In terms of the material changes required to make the Bill law, some resistance may be presented from DNOs – Distribution Network Operators – who control the UK grid infrastructure regionally. A mostly centralised grid with large power plants and fewer connections into it is cheaper and easier to maintain if you are a DNO, but is an obstacle to deploying smaller scale renewables en masse.

The more centralised grid currently in operation is also more carbon intensive and less resilient in the face of power outages at large plants, of the sort that caused nationwide blackouts in summer 2019. With electricity being shunted longer distances around the country, lots of it effectively ‘leaks’ out of the power lines along the way, wasting energy and driving up bills as it goes. One of the more forward-thinking DNOs, Electricity North West, has already put its name to the LEB, but in general these companies make large profits from the grid as it stands, and have little incentive to pursue change.

Other opponents could be waiting up ahead. Done at scale, the LEB has the potential to see a rollout of power generation that could create thousands of small power plants across the UK. This model could generate valuable funding where it is needed most, but collectively supplying significant volumes of electricity to the UK grid.
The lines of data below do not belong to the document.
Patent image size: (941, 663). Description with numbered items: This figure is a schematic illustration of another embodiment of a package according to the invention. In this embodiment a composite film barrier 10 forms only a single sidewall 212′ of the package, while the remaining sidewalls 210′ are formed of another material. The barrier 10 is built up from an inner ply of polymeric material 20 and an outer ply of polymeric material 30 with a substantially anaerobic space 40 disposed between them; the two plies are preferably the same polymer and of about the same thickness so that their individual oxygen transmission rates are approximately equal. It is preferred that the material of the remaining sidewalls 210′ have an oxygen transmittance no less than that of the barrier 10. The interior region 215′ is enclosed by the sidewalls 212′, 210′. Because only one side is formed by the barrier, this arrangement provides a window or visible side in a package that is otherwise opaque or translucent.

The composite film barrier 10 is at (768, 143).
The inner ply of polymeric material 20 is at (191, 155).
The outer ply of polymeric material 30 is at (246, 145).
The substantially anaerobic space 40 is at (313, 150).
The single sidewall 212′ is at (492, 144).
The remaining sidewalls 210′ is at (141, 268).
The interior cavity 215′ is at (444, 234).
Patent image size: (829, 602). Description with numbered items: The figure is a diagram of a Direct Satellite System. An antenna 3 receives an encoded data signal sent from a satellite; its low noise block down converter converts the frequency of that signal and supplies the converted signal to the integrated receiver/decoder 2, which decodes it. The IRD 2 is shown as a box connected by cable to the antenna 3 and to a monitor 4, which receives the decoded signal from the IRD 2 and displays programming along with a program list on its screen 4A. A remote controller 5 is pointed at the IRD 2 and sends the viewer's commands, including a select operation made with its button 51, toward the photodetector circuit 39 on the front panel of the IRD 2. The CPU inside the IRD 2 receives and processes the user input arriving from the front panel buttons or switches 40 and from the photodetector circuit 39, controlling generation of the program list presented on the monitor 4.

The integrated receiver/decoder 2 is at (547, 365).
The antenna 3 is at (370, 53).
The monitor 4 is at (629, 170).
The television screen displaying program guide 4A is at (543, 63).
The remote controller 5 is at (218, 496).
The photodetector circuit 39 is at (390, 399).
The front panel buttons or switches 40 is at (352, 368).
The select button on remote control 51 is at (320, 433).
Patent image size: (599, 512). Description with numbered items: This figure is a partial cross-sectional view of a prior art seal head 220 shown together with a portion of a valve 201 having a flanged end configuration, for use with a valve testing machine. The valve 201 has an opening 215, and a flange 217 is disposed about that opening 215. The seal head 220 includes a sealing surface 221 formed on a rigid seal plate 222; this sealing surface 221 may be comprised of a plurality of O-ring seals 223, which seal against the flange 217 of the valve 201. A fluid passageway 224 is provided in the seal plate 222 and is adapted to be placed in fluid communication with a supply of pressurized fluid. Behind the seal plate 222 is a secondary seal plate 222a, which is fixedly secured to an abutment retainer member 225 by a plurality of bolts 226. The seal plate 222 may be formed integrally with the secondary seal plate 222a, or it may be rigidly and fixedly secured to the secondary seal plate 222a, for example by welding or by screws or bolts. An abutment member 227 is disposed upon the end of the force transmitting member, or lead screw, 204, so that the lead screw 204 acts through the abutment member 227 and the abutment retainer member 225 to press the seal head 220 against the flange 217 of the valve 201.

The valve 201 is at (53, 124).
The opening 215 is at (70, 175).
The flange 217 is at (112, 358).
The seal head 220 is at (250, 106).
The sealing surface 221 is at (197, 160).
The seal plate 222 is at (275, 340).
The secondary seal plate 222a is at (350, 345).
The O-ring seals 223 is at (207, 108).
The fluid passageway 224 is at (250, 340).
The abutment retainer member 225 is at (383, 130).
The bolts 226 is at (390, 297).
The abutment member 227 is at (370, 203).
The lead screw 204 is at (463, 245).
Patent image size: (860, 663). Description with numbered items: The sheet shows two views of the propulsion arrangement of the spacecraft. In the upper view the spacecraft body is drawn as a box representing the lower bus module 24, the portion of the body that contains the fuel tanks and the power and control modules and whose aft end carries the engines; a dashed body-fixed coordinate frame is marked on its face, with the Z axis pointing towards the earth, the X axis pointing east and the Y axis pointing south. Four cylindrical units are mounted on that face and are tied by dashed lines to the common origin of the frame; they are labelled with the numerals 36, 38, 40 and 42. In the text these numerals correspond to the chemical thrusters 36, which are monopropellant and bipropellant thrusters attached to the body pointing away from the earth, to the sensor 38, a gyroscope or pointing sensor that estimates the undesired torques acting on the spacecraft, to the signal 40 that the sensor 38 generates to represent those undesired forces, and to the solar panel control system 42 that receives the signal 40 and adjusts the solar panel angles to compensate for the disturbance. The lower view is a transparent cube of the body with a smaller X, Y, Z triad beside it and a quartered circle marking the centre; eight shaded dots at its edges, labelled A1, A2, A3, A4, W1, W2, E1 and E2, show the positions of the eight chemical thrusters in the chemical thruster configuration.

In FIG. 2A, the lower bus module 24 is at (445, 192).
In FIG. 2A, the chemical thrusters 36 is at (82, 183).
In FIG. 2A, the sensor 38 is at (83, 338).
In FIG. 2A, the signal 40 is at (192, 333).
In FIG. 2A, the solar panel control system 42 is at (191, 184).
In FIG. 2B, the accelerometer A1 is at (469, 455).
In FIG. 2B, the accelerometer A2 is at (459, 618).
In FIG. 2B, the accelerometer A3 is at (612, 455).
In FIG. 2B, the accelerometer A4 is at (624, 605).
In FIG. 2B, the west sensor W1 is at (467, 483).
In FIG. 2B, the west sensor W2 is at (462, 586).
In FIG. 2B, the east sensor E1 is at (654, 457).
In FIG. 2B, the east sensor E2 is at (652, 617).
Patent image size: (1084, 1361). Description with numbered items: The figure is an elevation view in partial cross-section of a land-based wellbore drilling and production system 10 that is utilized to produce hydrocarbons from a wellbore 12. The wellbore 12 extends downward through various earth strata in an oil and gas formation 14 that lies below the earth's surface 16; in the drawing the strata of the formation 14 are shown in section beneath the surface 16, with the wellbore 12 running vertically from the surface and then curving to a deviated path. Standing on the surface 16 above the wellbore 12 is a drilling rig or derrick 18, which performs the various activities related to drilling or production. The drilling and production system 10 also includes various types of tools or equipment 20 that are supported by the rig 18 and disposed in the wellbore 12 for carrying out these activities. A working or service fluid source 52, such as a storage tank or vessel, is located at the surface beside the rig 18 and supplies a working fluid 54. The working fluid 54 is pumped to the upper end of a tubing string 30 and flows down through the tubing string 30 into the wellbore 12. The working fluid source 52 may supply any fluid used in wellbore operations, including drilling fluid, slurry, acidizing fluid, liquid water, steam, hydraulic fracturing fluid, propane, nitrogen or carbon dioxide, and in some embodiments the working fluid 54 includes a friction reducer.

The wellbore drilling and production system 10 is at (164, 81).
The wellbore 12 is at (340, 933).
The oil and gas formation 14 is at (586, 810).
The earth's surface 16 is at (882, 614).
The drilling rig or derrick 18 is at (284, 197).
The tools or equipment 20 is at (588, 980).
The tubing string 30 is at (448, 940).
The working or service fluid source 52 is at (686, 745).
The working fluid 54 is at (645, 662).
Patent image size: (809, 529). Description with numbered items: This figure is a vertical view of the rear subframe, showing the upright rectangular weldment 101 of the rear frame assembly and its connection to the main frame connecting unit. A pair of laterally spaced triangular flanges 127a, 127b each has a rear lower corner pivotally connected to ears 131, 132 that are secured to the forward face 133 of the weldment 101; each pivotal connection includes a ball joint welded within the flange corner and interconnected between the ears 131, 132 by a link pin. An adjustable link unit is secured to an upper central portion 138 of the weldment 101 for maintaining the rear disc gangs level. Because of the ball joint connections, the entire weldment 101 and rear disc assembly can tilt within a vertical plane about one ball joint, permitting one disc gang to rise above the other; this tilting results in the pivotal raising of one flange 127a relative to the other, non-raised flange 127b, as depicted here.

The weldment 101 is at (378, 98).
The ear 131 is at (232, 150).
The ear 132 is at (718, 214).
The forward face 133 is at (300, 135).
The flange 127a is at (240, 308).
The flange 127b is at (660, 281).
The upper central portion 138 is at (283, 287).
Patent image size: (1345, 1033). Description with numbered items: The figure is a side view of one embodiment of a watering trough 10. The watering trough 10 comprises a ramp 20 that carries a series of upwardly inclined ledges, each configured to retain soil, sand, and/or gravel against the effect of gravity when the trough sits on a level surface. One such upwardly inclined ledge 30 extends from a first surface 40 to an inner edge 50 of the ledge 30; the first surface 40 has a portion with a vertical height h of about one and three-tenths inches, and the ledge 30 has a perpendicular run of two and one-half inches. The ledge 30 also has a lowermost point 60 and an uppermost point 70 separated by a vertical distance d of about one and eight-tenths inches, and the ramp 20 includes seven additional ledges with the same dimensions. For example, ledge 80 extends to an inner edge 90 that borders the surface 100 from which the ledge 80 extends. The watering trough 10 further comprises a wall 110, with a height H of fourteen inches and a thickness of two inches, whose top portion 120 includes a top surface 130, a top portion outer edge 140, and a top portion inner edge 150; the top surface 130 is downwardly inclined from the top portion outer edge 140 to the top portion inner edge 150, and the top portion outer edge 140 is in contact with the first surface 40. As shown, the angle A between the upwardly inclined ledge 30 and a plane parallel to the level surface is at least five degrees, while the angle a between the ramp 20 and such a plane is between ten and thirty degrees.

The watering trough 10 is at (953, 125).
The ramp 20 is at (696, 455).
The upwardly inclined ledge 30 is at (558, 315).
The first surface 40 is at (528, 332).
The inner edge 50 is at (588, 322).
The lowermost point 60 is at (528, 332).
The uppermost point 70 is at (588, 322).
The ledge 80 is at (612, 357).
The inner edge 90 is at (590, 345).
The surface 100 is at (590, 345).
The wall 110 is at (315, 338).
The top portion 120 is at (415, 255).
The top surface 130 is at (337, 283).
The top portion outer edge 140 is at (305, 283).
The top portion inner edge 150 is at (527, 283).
At-scale this could eat into the profits of the so-called “Big Six” energy companies, which are used to enjoying the profits of a near-captive power market, at the expense of local communities who could be prospering through renewables deployment. 

Like any seriously and genuinely necessary piece of legislation, the LEB is disruptive in the true sense of the word, with communities across the country standing to benefit at the expense of big business. With that sort of profile, it is inevitable that at some point the Local Electricity Bill will attract powerful opponents. When they come, it will need friends.